The housing market was running hot this winter, with Melbourne and Sydney driving the strongest gains since 2007.
Figures from RP Data and Core Logic show capital city prices rising 4.2 per cent over the three months to August 31 - the strongest winter gains in seven years - including a 1.1 per cent gain in August.
The winter price rises have kept capital city home price growth comfortably in double-digits over the past 12 months, at 10.9 per cent.
RP Data's Cameron Kusher says it is unusual for prices to rise so strongly over winter.
"We thought that perhaps the momentum in the market was slowing, but today's data shows that's not the case," he told ABC News Online.
However, Mr Kusher says there was a similarly strong winter last year, and price momentum actually eased as more properties came onto the market in spring.
"Last year we saw values increase by 4 per cent in winter, which was abnormally strong at that time, and throughout spring we saw values increase by about 3.5 per cent," he observed.
"Maybe we'll see similar conditions again this year, but another 3 per cent growth over the next three months is obviously very strong in light of the fact that we've already had about 28 months of growth in the housing market."
Tale of two cities
The national figure again masks very divergent trends between Australia's two biggest cities and the rest of the nation.
Sydney prices were up 1.8 per cent last month, 5 per cent over winter and 16.2 per cent over the past year.
Melbourne saw a 0.8 per cent August rise, a 6.4 per cent jump this winter and an 11.7 per cent rise over the past year.
Over the last 12 months, the next best gains (Adelaide, Brisbane and Darwin) have been around half those of the two most populous capitals.
The weakest property markets over the past year have been Canberra (up 1.4 per cent), Hobart (up 2.8 per cent), Perth (up 3.5 per cent) and the regional and rural property markets (up 3.6 per cent).
Mr Kusher says investors are continuing to drive the outsized gains in Sydney and Melbourne property prices, despite very low and shrinking rental returns.

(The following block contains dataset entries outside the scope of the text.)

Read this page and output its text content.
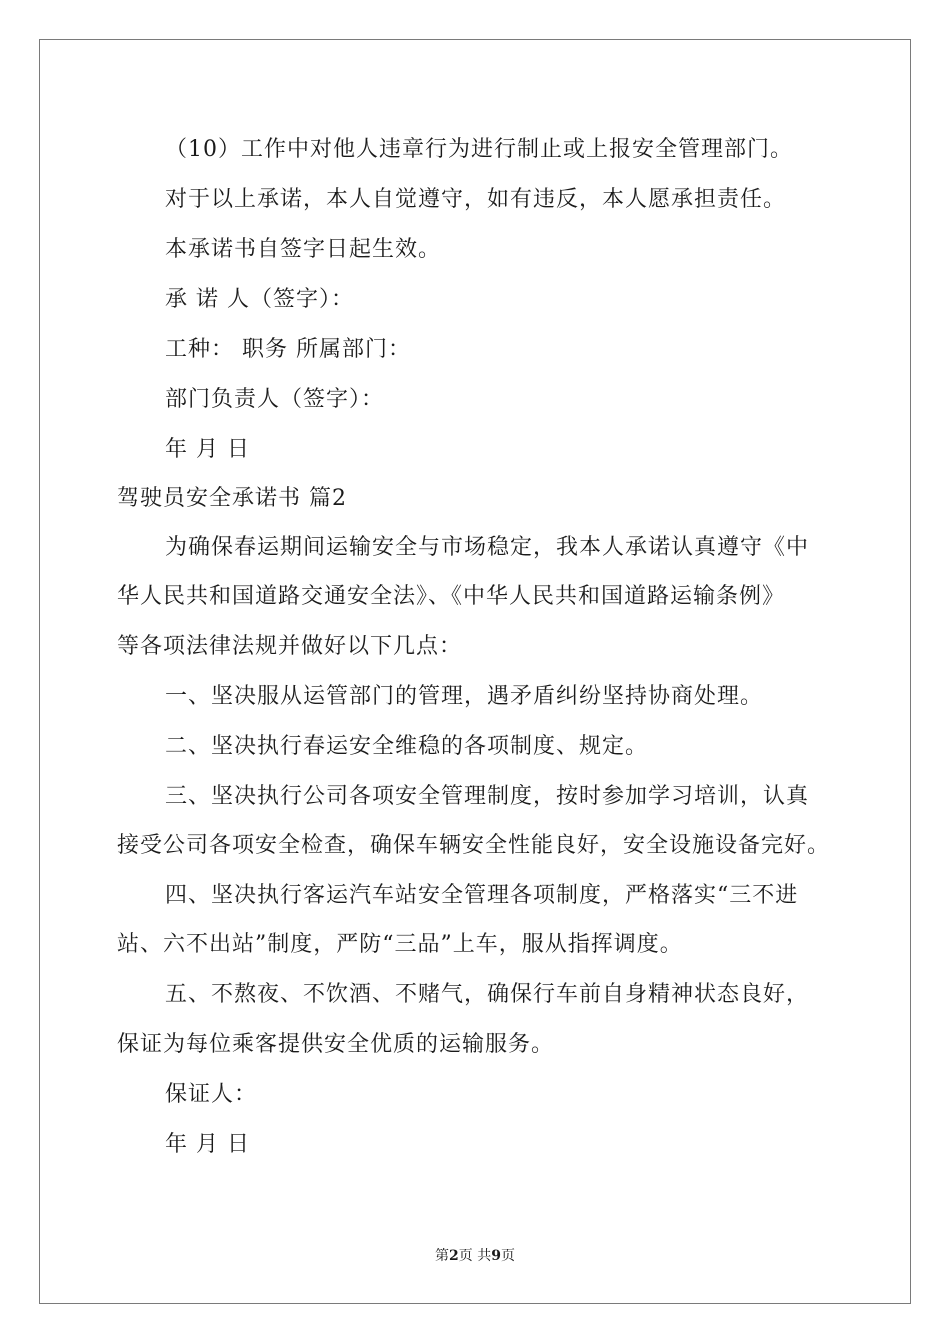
（10）工作中对他人违章行为进行制止或上报安全管理部门。
对于以上承诺，本人自觉遵守，如有违反，本人愿承担责任。
本承诺书自签字日起生效。
承 诺 人（签字）：
工种： 职务 所属部门：
部门负责人（签字）：
年 月 日
驾驶员安全承诺书 篇2
为确保春运期间运输安全与市场稳定，我本人承诺认真遵守《中
华人民共和国道路交通安全法》、《中华人民共和国道路运输条例》
等各项法律法规并做好以下几点：
一、坚决服从运管部门的管理，遇矛盾纠纷坚持协商处理。
二、坚决执行春运安全维稳的各项制度、规定。
三、坚决执行公司各项安全管理制度，按时参加学习培训，认真
接受公司各项安全检查，确保车辆安全性能良好，安全设施设备完好。
四、坚决执行客运汽车站安全管理各项制度，严格落实“三不进
站、六不出站”制度，严防“三品”上车，服从指挥调度。
五、不熬夜、不饮酒、不赌气，确保行车前自身精神状态良好，
保证为每位乘客提供安全优质的运输服务。
保证人：
年 月 日
第2页 共9页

"It's just the attractiveness of investing into the two largest housing markets we have, and also those markets are seeing the strongest level of capital growth at the moment, clearly they're chasing that capital growth," he said.
Mr Kusher says that trend should be of concern to policymakers, as it is indicative of speculative investment.
"I do wonder if people are just coming into the housing market at the moment chasing those capital gains, what then happens once there are no capital gains in the market, or if we start to see property prices fall, we could see lots of investors looking to exit the market at once, and particularly in the inner-city unit market where they do have a strong focus that could push prices even further down," he warned.
The Sydney market is the clear standout for those concerned about speculation pushing prices unsustainably high.
Sydney home prices are now 20.8 per cent above their previous peak, which has prompted the Reserve Bank governor Glenn Stevens to recently warn prospective investors.
The next highest is Melbourne, which is 6.9 per cent above its previous high water mark, while the other capitals are either slightly above or just below previous highs, except for Hobart which is still 9 per cent down.